Seeming to touch the sky, at an altitude of more than a thousand meters, the granite masses and the effusive green of the vegetation make up a landscape that dazzles and hides the harshness of the lives of the 34 thousand souls that the Portuguese priest cares for, spread over 2,100 square kilometers, an area approximately that of the district of Viana do Castelo.

To get there you have to travel 130 kilometers from the capital of Cuanza Sul, Sumbe, on a tortuous and bumpy path that becomes a slippery track, as the rain turns the trail into a trail of red mud.

The last 50 kilometers after finishing the asphalt took the Lusa team five hours to complete an adventure only accessible to motorcycles and off-road vehicles.

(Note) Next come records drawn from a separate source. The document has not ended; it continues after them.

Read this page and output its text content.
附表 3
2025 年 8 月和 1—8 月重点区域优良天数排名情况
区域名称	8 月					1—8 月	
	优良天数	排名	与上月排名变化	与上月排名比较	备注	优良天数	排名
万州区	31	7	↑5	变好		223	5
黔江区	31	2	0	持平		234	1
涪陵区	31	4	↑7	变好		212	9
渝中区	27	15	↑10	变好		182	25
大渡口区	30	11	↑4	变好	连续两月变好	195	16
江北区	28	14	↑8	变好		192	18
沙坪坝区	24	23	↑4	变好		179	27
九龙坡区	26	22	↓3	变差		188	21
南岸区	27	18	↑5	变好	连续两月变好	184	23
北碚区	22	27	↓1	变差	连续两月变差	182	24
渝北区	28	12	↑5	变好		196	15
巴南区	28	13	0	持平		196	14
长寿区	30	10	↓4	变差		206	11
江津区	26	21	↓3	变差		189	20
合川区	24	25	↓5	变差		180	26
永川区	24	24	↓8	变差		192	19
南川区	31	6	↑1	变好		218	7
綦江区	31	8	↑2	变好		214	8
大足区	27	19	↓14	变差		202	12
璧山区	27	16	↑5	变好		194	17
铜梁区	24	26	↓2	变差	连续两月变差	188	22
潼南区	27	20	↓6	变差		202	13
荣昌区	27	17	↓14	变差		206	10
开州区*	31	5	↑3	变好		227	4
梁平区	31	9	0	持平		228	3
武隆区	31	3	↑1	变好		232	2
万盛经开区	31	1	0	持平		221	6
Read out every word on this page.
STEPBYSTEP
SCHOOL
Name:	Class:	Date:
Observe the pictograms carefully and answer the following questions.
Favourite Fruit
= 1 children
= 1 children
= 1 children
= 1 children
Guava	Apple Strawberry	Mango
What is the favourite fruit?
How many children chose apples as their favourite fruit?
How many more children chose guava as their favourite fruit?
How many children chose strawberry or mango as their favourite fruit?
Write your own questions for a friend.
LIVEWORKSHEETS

The idea of the mission began to germinate in the 80s, but only when progress was made, in 2006, towards the twinning of the two dioceses - the Portuguese one in Leiria-Fátima and the Angolan one in Sumbe, - it began to have the permanent presence of a priest and the group of lay missionaries Ondjoyetu (Our house, in Umbundu) who try to help the population overcome the difficulties of everyday life.

Without a cell phone network, electricity or water supply, villagers are left to their own devices and have to travel long distances to call, go to school or buy essential goods.

"It may seem like an insignificant thing, but in this entire area this is the only place where photocopies are made", says the priest who arrived at Gungo for the first time in 2006, stayed there for five years, and returned to the mission in 2016.

With the help of the villagers, they have already built a mill to alleviate the pain of women who beat the corn in the traditional way until it turns into flour, they have started a truck to transport and bring products, they have created a solidarity canteen that sells basic necessities. at economic prices, they built a chapel, provide assistance in a small health post and are developing a gravity water supply system.

On a guided tour of Donga, one of the eleven centers and headquarters of the mission, David Ferreira displays some of the improvements, including a machine from Portugal that produces blocks of compressed earth (BTC), more resistant than adobe, and 'kits ' solar panels that allow the mission to be "a light in the darkness" of the mountains.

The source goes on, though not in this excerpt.